The latest release of HDP 2.3 is addressing many of these enterprise-led concerns about management and security. As Hadoop technologies mature, and gain wider acceptance, Neuralytix expects more of these “best practices” for Hadoop cluster management to be developed, and deployed, in enterprises.
Hadoop will become more familiar to those working inside – and outside—of the datacenter. As the demographics of the IT world change, and as data scientists leverage Hadoop within enterprise lines of business (LoB), Hadoop will be more widely viewed as a catalyst of change and transformation for business planning. And, it will be viewed as a logical next step for data analysis that sparks new business strategies, extending the spectrum of analytics tools already in place.

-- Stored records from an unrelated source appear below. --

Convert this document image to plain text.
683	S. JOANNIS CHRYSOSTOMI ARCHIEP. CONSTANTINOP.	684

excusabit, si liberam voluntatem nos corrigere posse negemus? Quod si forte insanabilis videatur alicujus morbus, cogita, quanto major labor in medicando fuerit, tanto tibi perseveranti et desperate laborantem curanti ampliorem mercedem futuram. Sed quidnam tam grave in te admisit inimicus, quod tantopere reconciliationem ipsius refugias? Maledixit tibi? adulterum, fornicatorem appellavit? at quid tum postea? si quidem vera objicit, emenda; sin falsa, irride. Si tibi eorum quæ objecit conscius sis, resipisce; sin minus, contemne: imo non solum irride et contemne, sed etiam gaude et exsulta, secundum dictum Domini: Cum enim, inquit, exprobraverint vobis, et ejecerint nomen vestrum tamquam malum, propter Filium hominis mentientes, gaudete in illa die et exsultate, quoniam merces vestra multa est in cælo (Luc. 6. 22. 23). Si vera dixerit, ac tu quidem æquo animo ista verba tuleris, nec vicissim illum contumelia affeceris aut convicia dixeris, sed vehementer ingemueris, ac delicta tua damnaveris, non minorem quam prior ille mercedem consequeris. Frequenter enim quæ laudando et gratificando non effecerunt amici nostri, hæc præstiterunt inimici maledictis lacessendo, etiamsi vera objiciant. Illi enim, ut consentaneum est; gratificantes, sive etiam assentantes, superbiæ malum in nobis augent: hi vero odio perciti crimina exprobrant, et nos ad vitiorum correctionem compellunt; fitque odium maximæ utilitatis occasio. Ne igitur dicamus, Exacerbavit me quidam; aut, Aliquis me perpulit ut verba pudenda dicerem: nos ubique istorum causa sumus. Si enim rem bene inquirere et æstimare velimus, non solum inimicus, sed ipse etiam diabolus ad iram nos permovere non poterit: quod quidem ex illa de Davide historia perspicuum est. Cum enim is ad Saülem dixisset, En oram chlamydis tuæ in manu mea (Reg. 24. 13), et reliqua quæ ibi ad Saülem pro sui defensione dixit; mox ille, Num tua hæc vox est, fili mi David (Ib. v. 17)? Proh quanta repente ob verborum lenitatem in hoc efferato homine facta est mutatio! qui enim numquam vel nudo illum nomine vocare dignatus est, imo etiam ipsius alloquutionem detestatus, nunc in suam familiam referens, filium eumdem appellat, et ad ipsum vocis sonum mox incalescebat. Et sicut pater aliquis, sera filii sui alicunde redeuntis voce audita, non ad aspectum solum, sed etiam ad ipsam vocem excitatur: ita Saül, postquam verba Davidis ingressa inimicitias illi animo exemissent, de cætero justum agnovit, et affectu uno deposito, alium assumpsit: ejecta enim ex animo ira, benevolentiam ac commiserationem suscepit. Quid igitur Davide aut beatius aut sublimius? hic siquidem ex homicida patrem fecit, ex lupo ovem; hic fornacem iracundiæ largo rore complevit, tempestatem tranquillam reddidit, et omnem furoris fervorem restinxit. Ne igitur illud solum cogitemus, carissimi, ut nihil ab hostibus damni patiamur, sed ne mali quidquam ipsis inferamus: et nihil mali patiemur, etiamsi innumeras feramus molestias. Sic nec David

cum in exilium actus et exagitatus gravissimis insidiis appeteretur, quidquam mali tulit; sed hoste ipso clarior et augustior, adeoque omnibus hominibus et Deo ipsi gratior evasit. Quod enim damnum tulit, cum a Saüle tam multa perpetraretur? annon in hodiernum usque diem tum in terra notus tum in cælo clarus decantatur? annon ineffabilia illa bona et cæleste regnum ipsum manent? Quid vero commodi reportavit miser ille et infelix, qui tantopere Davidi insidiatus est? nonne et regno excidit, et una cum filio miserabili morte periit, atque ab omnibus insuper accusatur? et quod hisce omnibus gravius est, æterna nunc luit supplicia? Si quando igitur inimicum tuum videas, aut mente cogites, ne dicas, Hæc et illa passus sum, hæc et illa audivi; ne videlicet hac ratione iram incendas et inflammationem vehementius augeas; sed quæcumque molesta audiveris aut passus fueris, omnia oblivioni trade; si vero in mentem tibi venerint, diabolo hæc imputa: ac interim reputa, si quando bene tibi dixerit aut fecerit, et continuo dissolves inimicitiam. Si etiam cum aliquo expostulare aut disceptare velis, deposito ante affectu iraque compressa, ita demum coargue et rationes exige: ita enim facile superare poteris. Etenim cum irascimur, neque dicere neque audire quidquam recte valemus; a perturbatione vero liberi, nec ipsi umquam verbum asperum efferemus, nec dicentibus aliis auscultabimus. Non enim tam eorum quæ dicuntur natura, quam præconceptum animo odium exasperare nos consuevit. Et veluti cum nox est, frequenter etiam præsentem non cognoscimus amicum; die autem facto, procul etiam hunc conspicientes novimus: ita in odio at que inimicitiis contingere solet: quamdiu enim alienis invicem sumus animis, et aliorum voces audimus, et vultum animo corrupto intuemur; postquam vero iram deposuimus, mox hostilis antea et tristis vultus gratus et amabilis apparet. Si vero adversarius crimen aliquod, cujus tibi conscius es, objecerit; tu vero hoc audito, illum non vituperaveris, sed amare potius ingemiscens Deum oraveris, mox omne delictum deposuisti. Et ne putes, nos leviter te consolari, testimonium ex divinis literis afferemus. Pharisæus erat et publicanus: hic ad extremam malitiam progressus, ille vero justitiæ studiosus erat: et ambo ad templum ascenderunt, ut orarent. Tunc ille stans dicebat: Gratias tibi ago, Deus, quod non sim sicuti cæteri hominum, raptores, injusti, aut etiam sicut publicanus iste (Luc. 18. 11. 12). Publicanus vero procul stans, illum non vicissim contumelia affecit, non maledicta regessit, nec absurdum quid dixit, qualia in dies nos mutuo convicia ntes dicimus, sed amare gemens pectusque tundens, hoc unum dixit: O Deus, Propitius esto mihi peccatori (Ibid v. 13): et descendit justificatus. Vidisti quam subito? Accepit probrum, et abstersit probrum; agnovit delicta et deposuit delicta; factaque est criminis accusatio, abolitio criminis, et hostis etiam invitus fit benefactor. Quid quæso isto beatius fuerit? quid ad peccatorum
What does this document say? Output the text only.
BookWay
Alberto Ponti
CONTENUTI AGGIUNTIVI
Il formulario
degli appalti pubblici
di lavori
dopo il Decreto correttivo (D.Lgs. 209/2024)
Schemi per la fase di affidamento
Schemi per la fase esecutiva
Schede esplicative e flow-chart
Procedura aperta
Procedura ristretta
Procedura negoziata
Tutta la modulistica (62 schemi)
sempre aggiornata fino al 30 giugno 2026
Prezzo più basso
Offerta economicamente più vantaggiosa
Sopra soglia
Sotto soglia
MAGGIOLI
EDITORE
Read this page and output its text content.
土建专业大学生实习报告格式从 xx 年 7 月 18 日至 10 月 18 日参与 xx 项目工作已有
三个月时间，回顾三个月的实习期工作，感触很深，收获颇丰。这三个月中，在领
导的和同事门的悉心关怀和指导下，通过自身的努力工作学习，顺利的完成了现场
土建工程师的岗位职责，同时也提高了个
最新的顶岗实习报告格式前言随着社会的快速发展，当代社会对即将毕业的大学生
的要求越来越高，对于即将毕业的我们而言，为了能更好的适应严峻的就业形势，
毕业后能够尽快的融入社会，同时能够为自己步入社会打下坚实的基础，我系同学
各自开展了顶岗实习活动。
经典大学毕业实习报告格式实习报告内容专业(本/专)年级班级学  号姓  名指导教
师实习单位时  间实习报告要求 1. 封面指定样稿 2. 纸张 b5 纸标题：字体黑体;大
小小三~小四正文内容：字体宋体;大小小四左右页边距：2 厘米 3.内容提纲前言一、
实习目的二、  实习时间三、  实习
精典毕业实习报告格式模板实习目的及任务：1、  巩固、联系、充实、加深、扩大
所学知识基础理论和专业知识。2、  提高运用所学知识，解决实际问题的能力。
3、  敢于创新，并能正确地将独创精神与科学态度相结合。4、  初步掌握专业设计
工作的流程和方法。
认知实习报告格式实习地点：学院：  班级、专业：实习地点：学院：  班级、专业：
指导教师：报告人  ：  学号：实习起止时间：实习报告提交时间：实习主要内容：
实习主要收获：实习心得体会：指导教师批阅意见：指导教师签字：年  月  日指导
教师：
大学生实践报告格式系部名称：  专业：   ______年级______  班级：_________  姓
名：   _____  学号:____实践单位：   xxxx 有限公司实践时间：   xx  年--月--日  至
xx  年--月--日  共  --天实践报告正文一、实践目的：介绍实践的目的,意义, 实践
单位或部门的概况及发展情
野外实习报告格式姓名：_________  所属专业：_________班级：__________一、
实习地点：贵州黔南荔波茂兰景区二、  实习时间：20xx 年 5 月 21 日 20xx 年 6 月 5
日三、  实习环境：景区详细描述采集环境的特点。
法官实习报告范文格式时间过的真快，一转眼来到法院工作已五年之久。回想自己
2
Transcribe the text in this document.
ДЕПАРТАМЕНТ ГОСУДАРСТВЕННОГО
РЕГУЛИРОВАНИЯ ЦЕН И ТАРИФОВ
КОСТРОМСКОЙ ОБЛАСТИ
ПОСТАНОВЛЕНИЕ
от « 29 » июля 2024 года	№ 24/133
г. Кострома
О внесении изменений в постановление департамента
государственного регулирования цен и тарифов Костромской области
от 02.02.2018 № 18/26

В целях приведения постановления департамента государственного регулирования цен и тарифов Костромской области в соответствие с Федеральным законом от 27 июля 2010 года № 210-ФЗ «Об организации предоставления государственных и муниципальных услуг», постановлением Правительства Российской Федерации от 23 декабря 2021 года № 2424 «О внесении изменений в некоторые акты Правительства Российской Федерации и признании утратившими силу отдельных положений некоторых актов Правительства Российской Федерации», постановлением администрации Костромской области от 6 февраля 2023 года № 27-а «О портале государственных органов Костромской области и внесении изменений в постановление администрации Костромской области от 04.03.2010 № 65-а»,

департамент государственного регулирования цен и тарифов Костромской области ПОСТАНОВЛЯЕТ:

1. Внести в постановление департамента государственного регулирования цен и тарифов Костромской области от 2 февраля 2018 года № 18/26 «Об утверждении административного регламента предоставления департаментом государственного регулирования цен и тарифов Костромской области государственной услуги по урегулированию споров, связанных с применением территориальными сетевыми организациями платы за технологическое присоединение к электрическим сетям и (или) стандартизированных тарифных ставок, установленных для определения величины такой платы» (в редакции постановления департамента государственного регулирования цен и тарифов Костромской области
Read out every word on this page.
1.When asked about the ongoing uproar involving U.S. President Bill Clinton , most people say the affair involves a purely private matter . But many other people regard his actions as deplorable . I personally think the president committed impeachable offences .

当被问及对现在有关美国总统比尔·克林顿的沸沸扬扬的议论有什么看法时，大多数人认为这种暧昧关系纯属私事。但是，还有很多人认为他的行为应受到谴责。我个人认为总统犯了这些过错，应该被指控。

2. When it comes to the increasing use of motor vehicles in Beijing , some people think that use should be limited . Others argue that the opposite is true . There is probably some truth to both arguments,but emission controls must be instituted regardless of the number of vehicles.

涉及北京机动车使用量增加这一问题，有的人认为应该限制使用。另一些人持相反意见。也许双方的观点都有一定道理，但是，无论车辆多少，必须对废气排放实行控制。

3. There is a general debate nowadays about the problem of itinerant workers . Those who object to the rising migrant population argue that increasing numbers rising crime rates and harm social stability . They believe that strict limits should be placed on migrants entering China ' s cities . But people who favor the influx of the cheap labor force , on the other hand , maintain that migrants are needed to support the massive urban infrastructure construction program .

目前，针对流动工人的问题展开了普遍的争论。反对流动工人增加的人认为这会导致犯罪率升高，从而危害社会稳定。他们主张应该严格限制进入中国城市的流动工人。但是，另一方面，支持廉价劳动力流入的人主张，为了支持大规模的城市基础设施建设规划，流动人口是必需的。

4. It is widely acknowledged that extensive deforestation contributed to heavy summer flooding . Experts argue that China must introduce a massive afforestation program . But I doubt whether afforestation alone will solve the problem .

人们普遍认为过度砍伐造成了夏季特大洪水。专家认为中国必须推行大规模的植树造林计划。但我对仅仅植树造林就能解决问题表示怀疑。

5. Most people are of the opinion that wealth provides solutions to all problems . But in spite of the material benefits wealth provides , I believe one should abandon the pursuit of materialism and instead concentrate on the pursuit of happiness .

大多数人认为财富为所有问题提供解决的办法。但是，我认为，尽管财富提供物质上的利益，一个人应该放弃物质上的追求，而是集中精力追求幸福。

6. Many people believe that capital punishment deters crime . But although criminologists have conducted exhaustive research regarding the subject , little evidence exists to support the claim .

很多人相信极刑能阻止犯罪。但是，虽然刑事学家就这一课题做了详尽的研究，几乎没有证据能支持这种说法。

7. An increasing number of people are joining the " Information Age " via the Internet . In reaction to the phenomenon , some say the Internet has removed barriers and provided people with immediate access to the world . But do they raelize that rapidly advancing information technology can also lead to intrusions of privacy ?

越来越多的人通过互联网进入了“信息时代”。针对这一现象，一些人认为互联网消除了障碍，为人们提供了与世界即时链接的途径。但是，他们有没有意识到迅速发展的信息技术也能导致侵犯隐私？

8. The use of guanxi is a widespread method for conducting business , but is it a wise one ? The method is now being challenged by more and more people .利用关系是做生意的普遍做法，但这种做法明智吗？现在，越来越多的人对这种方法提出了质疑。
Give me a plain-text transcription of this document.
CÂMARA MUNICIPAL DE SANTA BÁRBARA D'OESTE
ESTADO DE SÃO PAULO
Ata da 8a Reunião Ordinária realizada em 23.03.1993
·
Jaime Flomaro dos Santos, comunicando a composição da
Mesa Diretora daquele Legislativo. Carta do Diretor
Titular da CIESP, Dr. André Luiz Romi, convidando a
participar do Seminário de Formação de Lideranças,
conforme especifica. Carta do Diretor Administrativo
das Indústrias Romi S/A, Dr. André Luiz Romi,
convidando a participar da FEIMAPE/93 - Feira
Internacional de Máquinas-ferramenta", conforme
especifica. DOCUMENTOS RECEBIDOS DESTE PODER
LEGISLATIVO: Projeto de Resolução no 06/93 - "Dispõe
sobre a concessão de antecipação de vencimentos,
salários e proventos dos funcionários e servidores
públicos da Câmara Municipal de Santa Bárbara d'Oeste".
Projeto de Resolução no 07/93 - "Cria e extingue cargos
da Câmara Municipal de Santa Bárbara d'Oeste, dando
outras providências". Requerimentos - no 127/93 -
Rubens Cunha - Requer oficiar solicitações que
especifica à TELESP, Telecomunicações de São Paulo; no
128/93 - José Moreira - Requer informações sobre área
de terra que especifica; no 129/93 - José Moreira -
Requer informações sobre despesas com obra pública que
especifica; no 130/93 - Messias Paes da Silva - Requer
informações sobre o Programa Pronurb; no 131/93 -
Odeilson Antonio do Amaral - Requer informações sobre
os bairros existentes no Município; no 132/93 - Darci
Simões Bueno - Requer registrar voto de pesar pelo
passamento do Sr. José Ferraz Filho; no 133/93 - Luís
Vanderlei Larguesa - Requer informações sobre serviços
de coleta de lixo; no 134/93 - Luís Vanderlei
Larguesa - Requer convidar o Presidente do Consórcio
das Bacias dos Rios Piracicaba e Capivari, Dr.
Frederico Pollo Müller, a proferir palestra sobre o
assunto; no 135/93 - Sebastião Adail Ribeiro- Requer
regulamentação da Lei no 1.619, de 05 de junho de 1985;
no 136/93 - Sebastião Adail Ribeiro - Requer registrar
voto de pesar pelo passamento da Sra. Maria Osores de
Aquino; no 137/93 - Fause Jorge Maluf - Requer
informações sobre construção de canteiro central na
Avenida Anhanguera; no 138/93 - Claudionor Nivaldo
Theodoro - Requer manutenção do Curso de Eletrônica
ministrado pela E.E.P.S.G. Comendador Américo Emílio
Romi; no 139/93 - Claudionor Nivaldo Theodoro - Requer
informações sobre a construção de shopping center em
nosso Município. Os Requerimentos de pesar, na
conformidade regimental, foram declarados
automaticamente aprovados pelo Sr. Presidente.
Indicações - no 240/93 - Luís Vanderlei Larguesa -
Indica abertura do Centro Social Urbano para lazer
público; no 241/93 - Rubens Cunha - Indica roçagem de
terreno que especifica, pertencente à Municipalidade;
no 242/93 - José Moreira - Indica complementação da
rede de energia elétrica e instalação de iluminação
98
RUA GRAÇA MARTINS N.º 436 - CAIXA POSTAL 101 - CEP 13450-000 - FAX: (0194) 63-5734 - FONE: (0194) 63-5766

The Need for Best Practices
Neuralytix believes that the human side of analytics needs to become front-and-center in these discussions. First, companies must decide who will be “eyes on” via role-based access to the centralized data. Second, managers must set the priorities for Hadoop use among business users, such as data scientists, who can discover and identify “patterns in the data.” Finally, awareness of Hadoop analytics tools must become more generalized among business units.
As the demographics of the IT world change, and as data scientists leverage Hadoop within enterprise lines of business (LoB), Hadoop will be more widely viewed as a catalyst of change and transformation for the business itself. Hadoop will be more widely viewed as a logical next step for data analysis that sparks new business strategies, extending the spectrum of analytics tools already in place.